«DAÑOS COLATERALES»

Lo escribí hace algunos años. Se titula «Daños colaterales». No es un relato de mili, por lo que no sé si tendrá cabida en tu página, pero he pensado compartirlo con todos los «saharianos» que pasaron por allí algunos meses de su vida.
Es otra visión del tema… supongo.

A la Niña le gustaba su pueblo. Aquellas casas blancas, el rumor del mar omnipresente, las calles de arena, sin asfaltar, y el olor de la fábrica de harina de pescado, tan penetrante, que impregnaba la vida.
Recordaba haber vivido el otros pueblos, en otras casas, pero era demasiado pequeña para entender el porqué de tanto cambio de domicilio.
Era un pueblo pequeño, casi se resumía en dos calles, y algunas tiendas de tela, en las afueras. El resto, desierto.
Decididamente, era agradable vivir allí. Podía jugar con sus muñecas en mitad de la calle, y ningún coche ruidoso y maloliente le expulsaba de su universo.
Es verdad que no tenía amiguitos con los que jugar. Claro que estaban sus compañeros de la escuela, pero la mayoría eran mayores que ella, y no querían saber nada con niñas tontas y repelentes.

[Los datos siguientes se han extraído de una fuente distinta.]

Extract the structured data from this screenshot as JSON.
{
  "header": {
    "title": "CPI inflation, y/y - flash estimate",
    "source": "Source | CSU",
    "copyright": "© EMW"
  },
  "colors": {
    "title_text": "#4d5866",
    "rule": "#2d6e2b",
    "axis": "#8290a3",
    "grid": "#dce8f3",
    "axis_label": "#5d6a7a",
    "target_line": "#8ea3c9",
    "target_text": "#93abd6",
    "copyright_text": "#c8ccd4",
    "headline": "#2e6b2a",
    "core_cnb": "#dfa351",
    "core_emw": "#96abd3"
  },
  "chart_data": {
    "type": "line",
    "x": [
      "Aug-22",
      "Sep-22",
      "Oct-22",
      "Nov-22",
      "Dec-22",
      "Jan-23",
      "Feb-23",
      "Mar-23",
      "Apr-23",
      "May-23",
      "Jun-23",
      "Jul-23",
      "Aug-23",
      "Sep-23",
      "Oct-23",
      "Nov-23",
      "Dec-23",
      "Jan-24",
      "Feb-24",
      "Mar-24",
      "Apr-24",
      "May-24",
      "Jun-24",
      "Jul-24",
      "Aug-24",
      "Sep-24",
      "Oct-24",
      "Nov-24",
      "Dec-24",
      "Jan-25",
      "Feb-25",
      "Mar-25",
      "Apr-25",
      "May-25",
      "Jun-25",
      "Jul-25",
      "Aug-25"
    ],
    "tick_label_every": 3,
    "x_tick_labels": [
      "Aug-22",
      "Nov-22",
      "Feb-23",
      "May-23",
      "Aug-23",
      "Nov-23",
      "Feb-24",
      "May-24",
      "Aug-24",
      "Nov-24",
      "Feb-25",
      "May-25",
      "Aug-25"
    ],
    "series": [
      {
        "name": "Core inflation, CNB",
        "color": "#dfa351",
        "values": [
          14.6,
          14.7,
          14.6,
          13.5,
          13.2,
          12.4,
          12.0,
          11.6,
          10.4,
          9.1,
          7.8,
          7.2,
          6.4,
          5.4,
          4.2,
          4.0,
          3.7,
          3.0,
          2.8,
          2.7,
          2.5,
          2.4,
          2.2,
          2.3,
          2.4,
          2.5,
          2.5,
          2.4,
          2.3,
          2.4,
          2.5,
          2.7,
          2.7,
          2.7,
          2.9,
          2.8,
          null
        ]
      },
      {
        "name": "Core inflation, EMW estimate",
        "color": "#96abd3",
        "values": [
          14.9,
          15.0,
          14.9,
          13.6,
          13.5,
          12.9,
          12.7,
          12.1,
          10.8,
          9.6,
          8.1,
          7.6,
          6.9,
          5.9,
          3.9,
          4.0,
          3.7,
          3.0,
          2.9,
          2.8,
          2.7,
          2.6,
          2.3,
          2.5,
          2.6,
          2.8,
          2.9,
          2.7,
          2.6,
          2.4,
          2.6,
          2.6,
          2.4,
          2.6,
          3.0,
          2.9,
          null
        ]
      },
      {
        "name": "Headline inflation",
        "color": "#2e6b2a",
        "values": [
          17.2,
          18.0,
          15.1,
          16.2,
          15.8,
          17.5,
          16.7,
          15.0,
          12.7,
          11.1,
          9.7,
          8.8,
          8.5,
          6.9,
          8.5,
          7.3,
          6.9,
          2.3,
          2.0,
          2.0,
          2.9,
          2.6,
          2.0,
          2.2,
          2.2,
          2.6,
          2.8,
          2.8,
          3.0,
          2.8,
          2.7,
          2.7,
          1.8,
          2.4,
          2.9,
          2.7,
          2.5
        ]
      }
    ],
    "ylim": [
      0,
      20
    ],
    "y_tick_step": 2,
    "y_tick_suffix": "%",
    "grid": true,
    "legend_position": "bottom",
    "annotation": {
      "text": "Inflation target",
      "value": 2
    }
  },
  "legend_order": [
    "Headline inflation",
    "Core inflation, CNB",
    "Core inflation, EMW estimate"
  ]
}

Y estaban “los otros” compañeros. Jugaba con ellos en el recreo, pero a la salida de clase, se iban a sus tiendas, en las afueras del pueblo. Nunca entendió porque no podían venir a su casa, a jugar con sus muñecas. Mamá había dicho que no podía ser, y ya estaba. Mamá era la maestra de todos los niños del pueblo, y si ella lo decía, no se podía discutir.
El día del año que más le gustaba, era el de su cumpleaños. Ese día, todos los niños del pueblo se reunían en la escuela, y le traían regalos. Venían limpitos y arregladitos, y con zapatos y pantalones. Las niñas se lavaban el pelo, se lo peinaban, y se volvían a hacer esas trencitas que Mamá no le dejaba hacerse (cogerás piojos, le decía). La Niña se sentía como una princesa de cuento, y agradecía todos los regalos con una sonrisa, aunque se repitieran las mismas cajas de caramelos, los mismos lápices de colores, y las mimas muñecas todos los años.

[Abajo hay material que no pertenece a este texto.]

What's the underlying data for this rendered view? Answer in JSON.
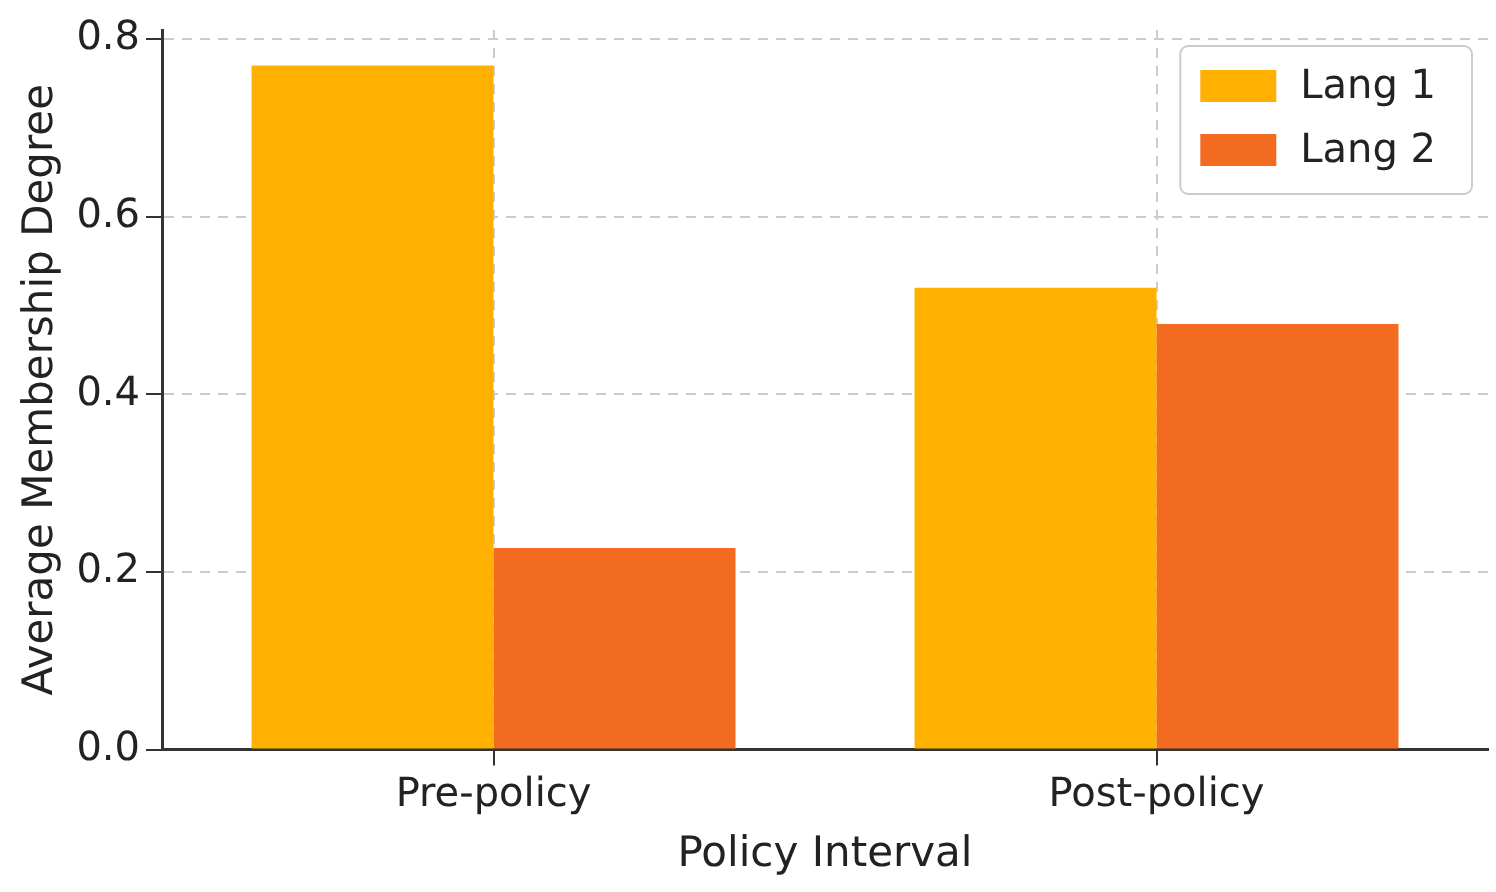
{
  "chart_data": {
    "type": "bar",
    "xlabel": "Policy Interval",
    "ylabel": "Average Membership Degree",
    "categories": [
      "Pre-policy",
      "Post-policy"
    ],
    "series": [
      {
        "name": "Lang 1",
        "color": "#ffb000",
        "values": [
          0.77,
          0.52
        ]
      },
      {
        "name": "Lang 2",
        "color": "#f26b21",
        "values": [
          0.227,
          0.479
        ]
      }
    ],
    "ylim": [
      0,
      0.81
    ],
    "yticks": [
      {
        "value": 0,
        "label": "0.0"
      },
      {
        "value": 0.2,
        "label": "0.2"
      },
      {
        "value": 0.4,
        "label": "0.4"
      },
      {
        "value": 0.6,
        "label": "0.6"
      },
      {
        "value": 0.8,
        "label": "0.8"
      }
    ],
    "grid": true,
    "legend": "top right"
  }
}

Las Navidades iba a casa de su abuelita, después de un viaje de muchas horas de avión. Quería mucho a su abuelita, porque le daba regalos, y le consentía todo. Pero no le gustaban sus primos.
Sus primos le decían cosas feas, la llamaban pequeña salvaje, y se reían de ella porque no llevaba zapatos. Además, le daban miedo los ascensores, y los coches. La gente en la ciudad iba siempre muy deprisa, y no conocía a nadie por las calles. Y sobre todo, no se oía el mar.
Cuando en enero volvían a casa, se sentaba muy quieta en la puerta, y se dejaba bañar por la inmensa claridad del cielo, el calor de la arena, y el rumor de las olas.
Los veranos eran mucho mejores, porque los pasaba con la otra abuelita, las dos solas, en el campo. Allí aprendía a cuidar las plantas, y las gallinas, y se asombraba de ver los enormes árboles que guardaban la casa. En su pueblo no había árboles, solamente un par de arbustos raquíticos, en la plaza de la iglesia.
La niña era feliz, con sus libros, sus juguetes y sus animalitos, no concebía otra forma de vida que no fuera esa, no le gustaba la vida de la ciudad.
Pero un verano, cuando ya tenía ocho años, al volver a su casa, después de haber pasado el verano en la granja de la abuela, notó que algo pasaba.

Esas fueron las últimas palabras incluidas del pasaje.